# Sweet qift



## randomr8 (Oct 24, 2009)

Came home and found this ghoul costume on the porch with a note attached telling me to please take Seemore in an give him a good home. Hell Yeah! The lady in the picture is 5' 6".


----------



## GothicCandle (Mar 26, 2007)

nice!!!


----------



## kprimm (Mar 14, 2009)

Just my luck i come home and found dog poop on my porch......it figures.


----------



## jdubbya (Nov 6, 2005)

Any idea who it's from? Nice surprise for sure.


----------



## Johnny Thunder (Feb 24, 2006)

Very cool!

Yeah I come home to find inches upon inches of ice on my porch, so congrats!


----------



## randomr8 (Oct 24, 2009)

jdubbya said:


> Any idea who it's from? Nice surprise for sure.

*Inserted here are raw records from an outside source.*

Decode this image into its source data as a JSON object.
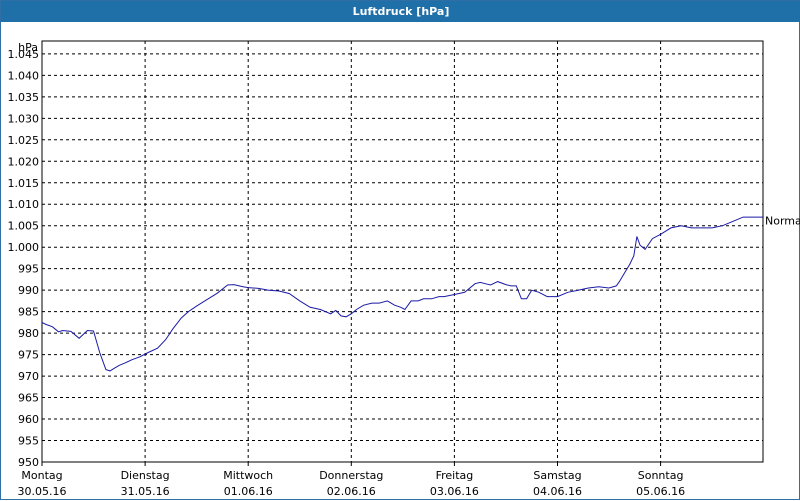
{
  "window": {
    "title": "Luftdruck [hPa]"
  },
  "colors": {
    "titlebar": "#1f6fa9",
    "line": "#1a1aa6",
    "grid": "#000000"
  },
  "chart_data": {
    "type": "line",
    "title": "Luftdruck [hPa]",
    "ylabel": "hPa",
    "xlabel": "",
    "ylim": [
      950,
      1048
    ],
    "xlim": [
      0,
      7.1
    ],
    "grid": true,
    "y_ticks": [
      950,
      955,
      960,
      965,
      970,
      975,
      980,
      985,
      990,
      995,
      1000,
      1005,
      1010,
      1015,
      1020,
      1025,
      1030,
      1035,
      1040,
      1045
    ],
    "y_tick_labels": [
      "950",
      "955",
      "960",
      "965",
      "970",
      "975",
      "980",
      "985",
      "990",
      "995",
      "1.000",
      "1.005",
      "1.010",
      "1.015",
      "1.020",
      "1.025",
      "1.030",
      "1.035",
      "1.040",
      "1.045"
    ],
    "x_ticks": [
      {
        "day": "Montag",
        "date": "30.05.16"
      },
      {
        "day": "Dienstag",
        "date": "31.05.16"
      },
      {
        "day": "Mittwoch",
        "date": "01.06.16"
      },
      {
        "day": "Donnerstag",
        "date": "02.06.16"
      },
      {
        "day": "Freitag",
        "date": "03.06.16"
      },
      {
        "day": "Samstag",
        "date": "04.06.16"
      },
      {
        "day": "Sonntag",
        "date": "05.06.16"
      }
    ],
    "reference_line": {
      "label": "Normal",
      "value": 1005
    },
    "series": [
      {
        "x": [
          0,
          0.04,
          0.1,
          0.16,
          0.2,
          0.28,
          0.36,
          0.44,
          0.5,
          0.56,
          0.62,
          0.66,
          0.7,
          0.75,
          0.8,
          0.87,
          0.95,
          1.03,
          1.12,
          1.2,
          1.27,
          1.35,
          1.42,
          1.5,
          1.6,
          1.7,
          1.8,
          1.86,
          1.95,
          2.0,
          2.1,
          2.2,
          2.3,
          2.4,
          2.5,
          2.6,
          2.7,
          2.8,
          2.85,
          2.9,
          2.95,
          3.0,
          3.05,
          3.12,
          3.2,
          3.27,
          3.35,
          3.42,
          3.48,
          3.52,
          3.58,
          3.65,
          3.7,
          3.78,
          3.85,
          3.9,
          4.0,
          4.1,
          4.2,
          4.25,
          4.3,
          4.35,
          4.42,
          4.5,
          4.55,
          4.6,
          4.65,
          4.7,
          4.75,
          4.82,
          4.9,
          5.0,
          5.1,
          5.2,
          5.3,
          5.4,
          5.5,
          5.57,
          5.6,
          5.65,
          5.7,
          5.74,
          5.77,
          5.8,
          5.85,
          5.92,
          6.0,
          6.1,
          6.2,
          6.3,
          6.4,
          6.5,
          6.6,
          6.7,
          6.8,
          6.87,
          6.93,
          7.0
        ],
        "values": [
          982.5,
          982.0,
          981.5,
          980.3,
          980.6,
          980.4,
          978.8,
          980.6,
          980.5,
          975.5,
          971.5,
          971.2,
          971.8,
          972.5,
          973.0,
          973.8,
          974.5,
          975.5,
          976.5,
          978.5,
          981.0,
          983.5,
          985.0,
          986.3,
          987.8,
          989.3,
          991.2,
          991.3,
          990.8,
          990.6,
          990.4,
          990.0,
          989.8,
          989.2,
          987.5,
          986.0,
          985.5,
          984.5,
          985.3,
          984.0,
          983.8,
          984.5,
          985.5,
          986.5,
          987.0,
          987.0,
          987.5,
          986.5,
          986.0,
          985.5,
          987.5,
          987.5,
          988.0,
          988.0,
          988.5,
          988.5,
          989.0,
          989.5,
          991.5,
          991.8,
          991.5,
          991.2,
          992.0,
          991.3,
          991.0,
          991.0,
          988.0,
          988.0,
          990.0,
          989.5,
          988.5,
          988.5,
          989.5,
          990.0,
          990.5,
          990.8,
          990.5,
          991.0,
          992.0,
          994.0,
          996.0,
          998.0,
          1002.5,
          1000.5,
          999.5,
          1002.0,
          1003.0,
          1004.5,
          1005.0,
          1004.5,
          1004.5,
          1004.5,
          1005.0,
          1006.0,
          1007.0,
          1007.0,
          1007.0,
          1007.0
        ]
      }
    ]
  }
}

I'm pretty sure it's a FB friend who threatened to drop something like this off back in October.


----------



## Merlin (The Quiet One) (Feb 23, 2006)

How Fun for someone to leave this for you!


----------



## morbidmike (Sep 11, 2009)

wow great gift I only get requests of what people want to see in my haunt ...how's about giving some stuff people props dont grow on tree's you know!! LOL


----------



## Bethene (Jan 19, 2008)

wow, thats great!! Very nice gift!! Now Mike, you are probably close enough to me to drop one off at my house!! LOL!


----------



## Joiseygal (Sep 3, 2008)

Wow nice prop radom! I wish people threatened to drop things off like that on my porch also.


----------



## fick209 (Aug 31, 2009)

very nice, plans for his use yet?


----------



## scareme (Aug 29, 2006)

Great score! I need to make friends with your friends.


----------



## Spooky1 (Aug 25, 2008)

I'm sure you'll give Seemore a good home. Nice prop.


----------



## randomr8 (Oct 24, 2009)

fick209 said:


> very nice, plans for his use yet?


Our grave yard intersperses real and unreal ghouls so yeah. He just something that no one is sure about. On a side note I have a 6'5" friend who saw it and says he has a Easter bunny costume he'd dye black and come over with. I don't know about you but a black, 6' 5" bunny of death would scare the crap out of me.


----------